Por supuesto. El sistema de castas chelgriano. Al menos, parte de la razón por la que Ziller estaba con ellos y no allí. El compositor contempló su pipa y espiró otra bocanada de humo.
–Posiblemente un Entregado, ¿eh? –murmuró–. Todo un honor. Espero que conserven su etiqueta de una forma exquisitamente correcta. Ya pueden empezar a practicar desde ahora mismo.
–Creemos que viene a verlo a usted –dijo el dron, removiéndose en la silla sin tocarla, a la vez que extendía un campo de manipulación para tirar de las cuerdas de las cortinas doradas, bajándolas y ocultando las vistas al oscuro canal y a los muelles nevados.
–¿En serio? –Ziller golpeó suavemente con el dedo la cazoleta de su pipa, frunciendo el ceño–. Qué lástima.

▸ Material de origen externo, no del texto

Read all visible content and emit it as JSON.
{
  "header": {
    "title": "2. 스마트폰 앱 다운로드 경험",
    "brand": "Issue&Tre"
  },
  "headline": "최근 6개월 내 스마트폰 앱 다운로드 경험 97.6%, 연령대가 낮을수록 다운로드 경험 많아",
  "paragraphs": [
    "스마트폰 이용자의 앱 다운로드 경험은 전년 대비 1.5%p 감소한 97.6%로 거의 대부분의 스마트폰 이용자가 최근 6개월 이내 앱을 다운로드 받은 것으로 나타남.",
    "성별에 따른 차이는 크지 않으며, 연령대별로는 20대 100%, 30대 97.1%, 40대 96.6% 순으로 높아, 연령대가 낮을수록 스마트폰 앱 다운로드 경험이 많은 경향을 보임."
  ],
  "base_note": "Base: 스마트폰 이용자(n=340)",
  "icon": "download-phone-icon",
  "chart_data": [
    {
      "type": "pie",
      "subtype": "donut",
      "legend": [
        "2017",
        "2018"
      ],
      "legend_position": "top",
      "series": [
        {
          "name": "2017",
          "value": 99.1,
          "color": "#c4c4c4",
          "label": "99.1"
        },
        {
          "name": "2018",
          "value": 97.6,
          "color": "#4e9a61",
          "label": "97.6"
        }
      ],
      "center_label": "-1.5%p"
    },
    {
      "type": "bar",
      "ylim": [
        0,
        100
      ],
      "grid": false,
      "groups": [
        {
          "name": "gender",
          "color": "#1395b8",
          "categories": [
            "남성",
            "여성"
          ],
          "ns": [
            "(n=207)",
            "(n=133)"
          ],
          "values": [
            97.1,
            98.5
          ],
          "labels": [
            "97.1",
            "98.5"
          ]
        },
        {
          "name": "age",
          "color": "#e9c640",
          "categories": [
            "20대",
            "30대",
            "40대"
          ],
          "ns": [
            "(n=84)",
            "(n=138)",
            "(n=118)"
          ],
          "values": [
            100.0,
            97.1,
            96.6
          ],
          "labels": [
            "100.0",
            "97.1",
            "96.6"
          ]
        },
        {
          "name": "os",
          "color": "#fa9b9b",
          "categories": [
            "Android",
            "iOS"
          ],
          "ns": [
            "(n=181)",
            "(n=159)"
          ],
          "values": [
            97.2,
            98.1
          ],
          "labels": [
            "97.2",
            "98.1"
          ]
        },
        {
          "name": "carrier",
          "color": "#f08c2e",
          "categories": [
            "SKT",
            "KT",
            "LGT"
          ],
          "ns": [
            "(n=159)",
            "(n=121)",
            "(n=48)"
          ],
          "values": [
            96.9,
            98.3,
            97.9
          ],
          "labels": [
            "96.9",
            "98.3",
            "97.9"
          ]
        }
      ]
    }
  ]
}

Estaba pensando en embarcarme en un crucero dentro de unos días. Por el espacio interplanetario. Durante medio año, como mínimo. Tal vez más largo. En realidad, ya lo tenía decidido. Espero que se comuniquen mis disculpas a cualquier diplomático autosuficiente o noble desdeñoso enviado aquí. Estoy seguro de que lo comprenderán.
–Estoy seguro de que no –murmuró el dron.
–Y yo también. Era una ironía. Pero lo del crucero es en serio.